The student’s writing is mostly clear and free from errors. There is an occasional lapse in academic tone and infrequent issues with syntax and sentence structure.


Overall Analysis:

There is a clear structure here, and the student’s arguments do translate, but some points and examples are not as convincing as they should be. Overall however this is a well formulated and good quality essay.


General Suggestions:

Ensure that each of your sections is as fully developed as each other. Focus in on your key argument and ensure that they always remain clear and focused.


Feedback from AceGAMSAT:


Grade: 62/100


This essay is an interesting mix. On the one hand you have a very strong perspective. It is in the details of your essay that this promising idea could come to light. Your use of terminology and evidence means the promise of this idea is only partially fulfilled. Try to focus a little more on concise, controlled language. Be very careful in how you use terminology. I will give an example. You refer to a number of terms in your first sentence without establishing enough in the way of how they are meant to be seen and interpreted. The marker will be wondering what exactly do you mean by this? These terms can mean different things in different contexts and it is important that you distinguish which perspective you are examining the issue from. This type of issue pervades many of the examples you give in your essay. Take more time with your plan in future. Also try to come up with a few more major points to your argument.

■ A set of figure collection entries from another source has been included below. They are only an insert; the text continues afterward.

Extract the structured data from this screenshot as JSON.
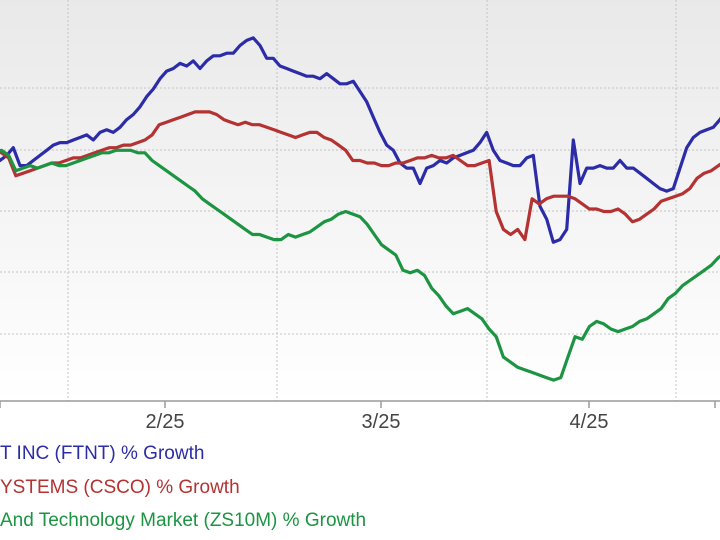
{
  "chart_data": {
    "type": "line",
    "title": "",
    "xlabel": "",
    "ylabel": "",
    "x_ticks": [
      "2/25",
      "3/25",
      "4/25"
    ],
    "legend_position": "bottom-left",
    "grid": true,
    "background_gradient": [
      "#e9e9e9",
      "#ffffff"
    ],
    "series": [
      {
        "name": "T INC (FTNT) % Growth",
        "color": "#2c2ca8",
        "values": [
          -4,
          8,
          9,
          5,
          7,
          10,
          3,
          3,
          5,
          7,
          9,
          11,
          12,
          12,
          13,
          14,
          15,
          13,
          16,
          17,
          16,
          18,
          21,
          23,
          26,
          30,
          33,
          37,
          40,
          41,
          43,
          42,
          44,
          41,
          44,
          46,
          46,
          47,
          47,
          50,
          52,
          53,
          50,
          45,
          45,
          42,
          41,
          40,
          39,
          38,
          38,
          37,
          39,
          37,
          35,
          35,
          36,
          32,
          28,
          22,
          16,
          11,
          9,
          4,
          2,
          2,
          -4,
          2,
          3,
          5,
          4,
          6,
          7,
          8,
          9,
          12,
          16,
          9,
          5,
          4,
          3,
          3,
          6,
          7,
          -13,
          -18,
          -27,
          -26,
          -22,
          13,
          -4,
          2,
          2,
          3,
          2,
          2,
          5,
          2,
          2,
          0,
          -2,
          -4,
          -6,
          -7,
          -6,
          2,
          10,
          14,
          16,
          17,
          18,
          21,
          25,
          28,
          31
        ]
      },
      {
        "name": "YSTEMS (CSCO) % Growth",
        "color": "#b43232",
        "values": [
          0,
          5,
          9,
          8,
          6,
          -1,
          0,
          1,
          2,
          3,
          4,
          4,
          5,
          6,
          6,
          7,
          8,
          9,
          10,
          10,
          11,
          11,
          12,
          13,
          15,
          19,
          20,
          21,
          22,
          23,
          24,
          24,
          24,
          23,
          21,
          20,
          19,
          20,
          19,
          19,
          18,
          17,
          16,
          15,
          14,
          15,
          16,
          16,
          14,
          13,
          11,
          9,
          5,
          5,
          4,
          4,
          3,
          3,
          4,
          4,
          5,
          6,
          6,
          7,
          6,
          6,
          7,
          5,
          3,
          3,
          4,
          5,
          -15,
          -22,
          -24,
          -22,
          -26,
          -10,
          -12,
          -10,
          -9,
          -9,
          -9,
          -10,
          -12,
          -14,
          -14,
          -15,
          -15,
          -14,
          -16,
          -19,
          -18,
          -16,
          -14,
          -11,
          -10,
          -9,
          -8,
          -6,
          -2,
          0,
          1,
          3,
          5,
          6,
          8
        ]
      },
      {
        "name": "And Technology Market (ZS10M) % Growth",
        "color": "#1c9442",
        "values": [
          0,
          5,
          8,
          9,
          7,
          1,
          2,
          3,
          2,
          3,
          4,
          3,
          3,
          4,
          5,
          6,
          7,
          8,
          8,
          9,
          9,
          9,
          8,
          8,
          5,
          3,
          1,
          -1,
          -3,
          -5,
          -7,
          -10,
          -12,
          -14,
          -16,
          -18,
          -20,
          -22,
          -24,
          -24,
          -25,
          -26,
          -26,
          -24,
          -25,
          -24,
          -23,
          -21,
          -19,
          -18,
          -16,
          -15,
          -16,
          -17,
          -20,
          -24,
          -28,
          -30,
          -32,
          -38,
          -39,
          -38,
          -40,
          -45,
          -48,
          -52,
          -55,
          -54,
          -53,
          -55,
          -57,
          -61,
          -64,
          -72,
          -74,
          -76,
          -77,
          -78,
          -79,
          -80,
          -81,
          -80,
          -72,
          -64,
          -65,
          -60,
          -58,
          -59,
          -61,
          -62,
          -61,
          -60,
          -58,
          -57,
          -55,
          -53,
          -49,
          -47,
          -44,
          -42,
          -40,
          -38,
          -36,
          -33,
          -31,
          -29,
          -28
        ]
      }
    ]
  },
  "legend": [
    {
      "label": "T INC (FTNT) % Growth",
      "color": "#2c2ca8"
    },
    {
      "label": "YSTEMS (CSCO) % Growth",
      "color": "#b43232"
    },
    {
      "label": "And Technology Market (ZS10M) % Growth",
      "color": "#1c9442"
    }
  ]
}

Also some of points on philosophy seemed under-researched. Only make claims, which can be easily backed up by the evidence that you select. As mentioned this essay definitely has some potential.

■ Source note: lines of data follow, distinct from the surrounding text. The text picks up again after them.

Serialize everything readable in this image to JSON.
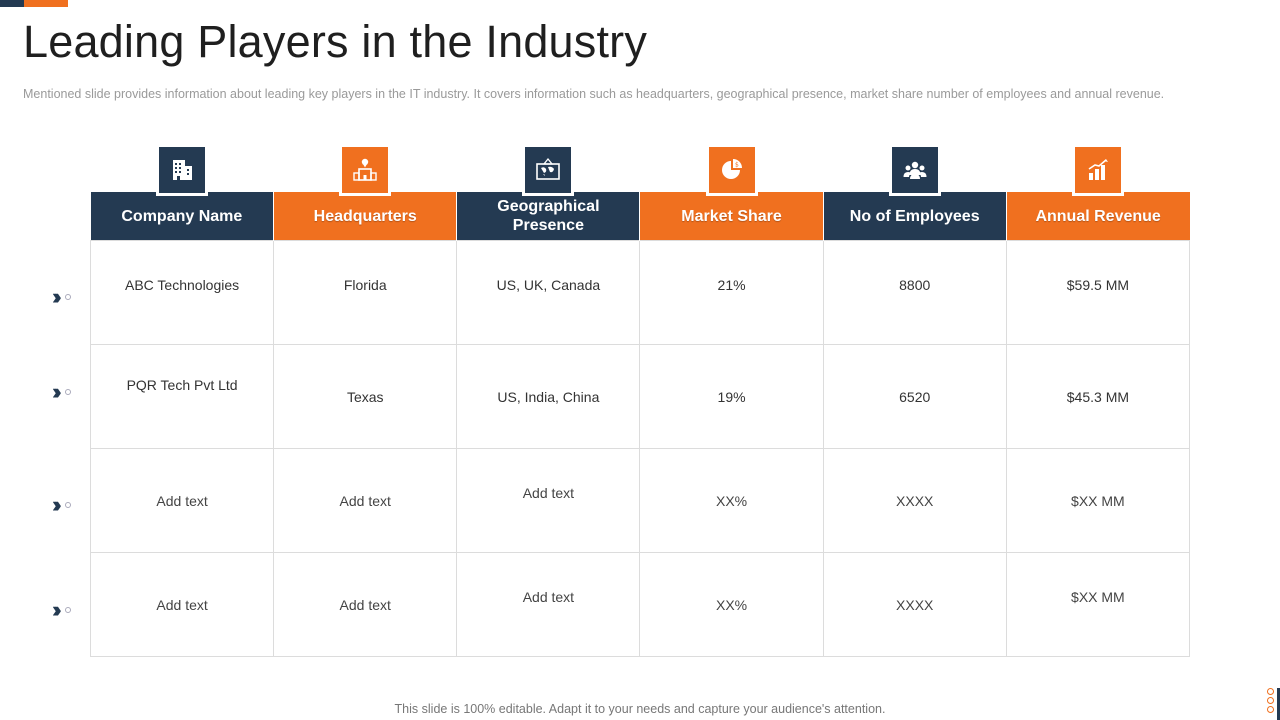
{
  "slide": {
    "title": "Leading Players in the Industry",
    "subtitle": "Mentioned slide provides  information  about leading  key players in the IT  industry.  It covers  information  such as headquarters,  geographical  presence,  market share number  of employees and  annual revenue.",
    "footer": "This slide is 100% editable. Adapt it to your needs and capture your audience's attention."
  },
  "colors": {
    "navy": "#243a52",
    "orange": "#f0701f"
  },
  "table": {
    "columns": [
      {
        "label": "Company Name",
        "icon": "building-icon",
        "color": "navy"
      },
      {
        "label": "Headquarters",
        "icon": "headquarters-location-icon",
        "color": "orange"
      },
      {
        "label": "Geographical Presence",
        "icon": "world-map-icon",
        "color": "navy"
      },
      {
        "label": "Market Share",
        "icon": "pie-chart-icon",
        "color": "orange"
      },
      {
        "label": "No of Employees",
        "icon": "people-group-icon",
        "color": "navy"
      },
      {
        "label": "Annual Revenue",
        "icon": "growth-bar-chart-icon",
        "color": "orange"
      }
    ],
    "rows": [
      [
        "ABC Technologies",
        "Florida",
        "US, UK, Canada",
        "21%",
        "8800",
        "$59.5  MM"
      ],
      [
        "PQR Tech  Pvt Ltd",
        "Texas",
        "US, India, China",
        "19%",
        "6520",
        "$45.3  MM"
      ],
      [
        "Add text",
        "Add text",
        "Add text",
        "XX%",
        "XXXX",
        "$XX  MM"
      ],
      [
        "Add text",
        "Add text",
        "Add text",
        "XX%",
        "XXXX",
        "$XX  MM"
      ]
    ]
  }
}
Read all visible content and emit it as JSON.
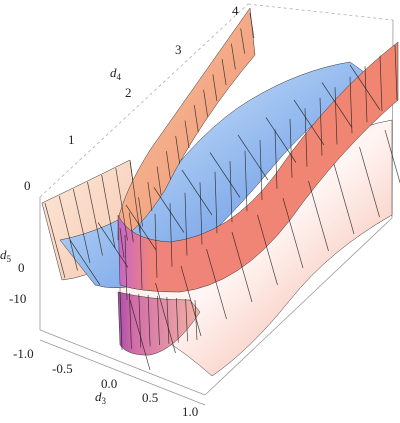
{
  "chart_data": {
    "type": "surface3d",
    "title": "",
    "axes": {
      "x": {
        "name": "d",
        "sub": "3",
        "range": [
          -1.0,
          1.0
        ],
        "ticks": [
          "-1.0",
          "-0.5",
          "0.0",
          "0.5",
          "1.0"
        ]
      },
      "y": {
        "name": "d",
        "sub": "4",
        "range": [
          0,
          4
        ],
        "ticks": [
          "0",
          "1",
          "2",
          "3",
          "4"
        ]
      },
      "z": {
        "name": "d",
        "sub": "5",
        "range": [
          -15,
          10
        ],
        "ticks": [
          "0",
          "-10"
        ]
      }
    },
    "surfaces": [
      {
        "kind": "ruled-band",
        "shape": "U-shaped sheet opening toward d3 = 1",
        "color": "#f0806c"
      },
      {
        "kind": "saddle-sheet",
        "shape": "blue saddle surface",
        "color": "#7fb0ec"
      },
      {
        "kind": "lower-sheet",
        "shape": "pink/white sheet below",
        "color": "#f6c9c0"
      }
    ],
    "colors": {
      "front_band": "#f08a72",
      "band_inner": "#b65ab4",
      "saddle": "#6a9ae8",
      "lower": "#f9dcd6"
    },
    "grid": false,
    "legend": "none"
  }
}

Feedback from the Gold Standard GAMSAT:


Grade: 68/100


General Comments:

We have never seen the theme of equality used for Task B, so we will grade this essay ‘as if’ it is a Task A response.


Thought and Content:

Your explanation and analysis on this subject are excellent. We appreciate that you have shown both the benefits and drawbacks of the ideas of both freedom and equality. We also appreciate your conclusion that if we as individuals consider both freedom and equality to be valuable, then this requires the dismantling of oppressive social systems. Of course, this is more eality said than done.


Interestingly, your description of a society in the fourth paragraph sounds very much like a description of communitarian, or classic, anarchy, which holds that small communities are best able to form cooperative relations within their own community as well as with other communities without an overarching governmental structure.


Language and Structure:

In our comments on your other Task B essays, we have pointed out that there are different tasks because the two assess different things. The Task A is where your analytic abilities should shine through, but the Task B is where your qualities of empathy, emotional intelligence, and adaptability should be highlighted.

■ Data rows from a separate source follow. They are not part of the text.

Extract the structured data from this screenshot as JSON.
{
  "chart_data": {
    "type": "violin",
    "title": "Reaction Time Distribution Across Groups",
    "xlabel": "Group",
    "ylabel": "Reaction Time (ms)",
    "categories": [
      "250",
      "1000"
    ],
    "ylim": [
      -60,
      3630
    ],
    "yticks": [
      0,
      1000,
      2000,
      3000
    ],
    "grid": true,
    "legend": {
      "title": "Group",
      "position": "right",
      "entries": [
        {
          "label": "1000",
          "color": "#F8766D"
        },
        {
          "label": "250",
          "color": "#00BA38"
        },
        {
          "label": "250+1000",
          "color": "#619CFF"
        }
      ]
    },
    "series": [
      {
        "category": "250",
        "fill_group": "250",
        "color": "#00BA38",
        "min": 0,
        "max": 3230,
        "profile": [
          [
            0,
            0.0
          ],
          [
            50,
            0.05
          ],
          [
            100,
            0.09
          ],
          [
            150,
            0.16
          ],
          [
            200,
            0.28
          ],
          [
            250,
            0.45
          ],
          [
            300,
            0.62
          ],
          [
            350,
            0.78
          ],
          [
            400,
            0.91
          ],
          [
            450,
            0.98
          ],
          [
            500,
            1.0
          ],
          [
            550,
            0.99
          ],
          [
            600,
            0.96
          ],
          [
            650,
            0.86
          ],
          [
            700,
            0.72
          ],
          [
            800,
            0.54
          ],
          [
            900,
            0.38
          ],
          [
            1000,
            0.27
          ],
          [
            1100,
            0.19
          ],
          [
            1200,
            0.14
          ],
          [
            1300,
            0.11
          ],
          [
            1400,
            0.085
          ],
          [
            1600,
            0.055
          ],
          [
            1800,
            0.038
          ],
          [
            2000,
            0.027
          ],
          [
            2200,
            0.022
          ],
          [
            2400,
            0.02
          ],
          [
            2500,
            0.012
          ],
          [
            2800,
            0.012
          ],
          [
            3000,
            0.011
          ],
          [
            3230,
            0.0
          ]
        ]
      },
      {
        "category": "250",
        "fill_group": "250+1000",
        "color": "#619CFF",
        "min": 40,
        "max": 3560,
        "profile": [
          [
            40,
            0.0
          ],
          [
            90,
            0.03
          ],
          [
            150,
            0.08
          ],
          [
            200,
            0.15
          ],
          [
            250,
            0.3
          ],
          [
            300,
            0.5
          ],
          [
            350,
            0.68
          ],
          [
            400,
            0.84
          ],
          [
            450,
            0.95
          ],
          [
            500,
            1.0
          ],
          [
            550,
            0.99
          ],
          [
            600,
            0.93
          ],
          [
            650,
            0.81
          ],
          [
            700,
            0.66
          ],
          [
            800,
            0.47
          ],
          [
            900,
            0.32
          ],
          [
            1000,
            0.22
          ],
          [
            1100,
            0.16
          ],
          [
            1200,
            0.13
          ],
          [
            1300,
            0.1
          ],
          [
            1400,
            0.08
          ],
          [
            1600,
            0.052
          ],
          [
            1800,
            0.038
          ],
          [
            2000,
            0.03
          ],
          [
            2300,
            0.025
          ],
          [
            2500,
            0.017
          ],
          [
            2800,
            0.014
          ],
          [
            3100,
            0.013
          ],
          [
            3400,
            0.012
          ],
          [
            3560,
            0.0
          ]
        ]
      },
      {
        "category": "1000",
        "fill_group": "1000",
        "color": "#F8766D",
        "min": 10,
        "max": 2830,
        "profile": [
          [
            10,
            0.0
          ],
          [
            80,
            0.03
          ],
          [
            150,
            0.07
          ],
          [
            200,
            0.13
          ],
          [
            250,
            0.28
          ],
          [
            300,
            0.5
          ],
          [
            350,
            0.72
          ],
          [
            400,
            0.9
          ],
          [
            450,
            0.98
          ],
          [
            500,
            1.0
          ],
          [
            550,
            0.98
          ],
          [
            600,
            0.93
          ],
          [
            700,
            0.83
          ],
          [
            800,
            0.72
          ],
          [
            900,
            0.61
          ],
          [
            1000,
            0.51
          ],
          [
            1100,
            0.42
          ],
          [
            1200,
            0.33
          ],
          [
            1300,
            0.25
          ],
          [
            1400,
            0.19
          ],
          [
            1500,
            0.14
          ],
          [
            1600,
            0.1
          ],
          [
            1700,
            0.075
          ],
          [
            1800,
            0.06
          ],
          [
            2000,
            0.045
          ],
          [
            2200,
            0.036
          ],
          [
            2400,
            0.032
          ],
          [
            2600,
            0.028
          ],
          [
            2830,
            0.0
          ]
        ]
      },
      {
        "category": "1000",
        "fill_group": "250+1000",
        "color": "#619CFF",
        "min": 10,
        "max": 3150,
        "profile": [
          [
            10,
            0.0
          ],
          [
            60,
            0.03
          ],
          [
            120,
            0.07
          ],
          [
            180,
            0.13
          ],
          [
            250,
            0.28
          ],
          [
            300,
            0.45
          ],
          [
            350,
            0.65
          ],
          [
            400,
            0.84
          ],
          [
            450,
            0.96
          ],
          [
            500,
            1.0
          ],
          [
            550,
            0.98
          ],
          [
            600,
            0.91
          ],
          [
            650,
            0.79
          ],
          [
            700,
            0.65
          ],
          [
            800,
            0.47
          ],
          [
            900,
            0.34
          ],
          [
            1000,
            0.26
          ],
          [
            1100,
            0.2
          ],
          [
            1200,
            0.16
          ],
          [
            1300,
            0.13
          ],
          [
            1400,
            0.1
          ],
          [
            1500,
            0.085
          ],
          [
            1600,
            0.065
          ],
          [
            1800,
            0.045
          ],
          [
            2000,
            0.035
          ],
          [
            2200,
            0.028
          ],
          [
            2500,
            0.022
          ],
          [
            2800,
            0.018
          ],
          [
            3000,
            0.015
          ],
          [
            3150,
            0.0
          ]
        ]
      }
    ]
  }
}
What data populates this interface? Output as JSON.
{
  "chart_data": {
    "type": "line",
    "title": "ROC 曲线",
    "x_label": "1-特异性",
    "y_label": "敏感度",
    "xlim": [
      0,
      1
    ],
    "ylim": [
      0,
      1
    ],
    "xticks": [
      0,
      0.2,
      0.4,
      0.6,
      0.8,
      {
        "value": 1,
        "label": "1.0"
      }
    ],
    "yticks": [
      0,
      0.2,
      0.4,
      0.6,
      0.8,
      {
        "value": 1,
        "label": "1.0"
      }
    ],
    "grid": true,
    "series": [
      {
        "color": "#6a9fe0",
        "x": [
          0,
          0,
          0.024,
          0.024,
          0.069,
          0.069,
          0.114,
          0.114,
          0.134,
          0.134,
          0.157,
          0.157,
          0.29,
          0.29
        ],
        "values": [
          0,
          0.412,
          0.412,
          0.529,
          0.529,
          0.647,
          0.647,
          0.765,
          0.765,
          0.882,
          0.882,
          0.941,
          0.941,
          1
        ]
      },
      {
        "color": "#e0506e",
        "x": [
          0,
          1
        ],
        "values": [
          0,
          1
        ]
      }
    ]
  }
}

However, as noted, this topic has been used as a prompt for Task A essays. As a Task A, the structure here works very well. It is clear that you understand both the purpose and requirements for the Task A essay; however, you need to also be able to write a Task B essay. Keep in mind that the grades both for this service and on the GAMSAT are not looking for well-researched, well-cited, and highly knowledgeable essays on the theme of the quotes. They are looking for essays that follow the guidelines and meet the requirements and purpose of each separate task. Even the Task A essay isn’t about specific knowledge as such, it is about the ability to create arguments and to understand the validity of different perspectives on the topic. Of course, you will also usually indicate which argument you think has the most merit. But you do not need to be able to cite chapter and verse on the topics presented.


Other Comments:

This is a good argumentative essay. The suggested score is given as a Task A.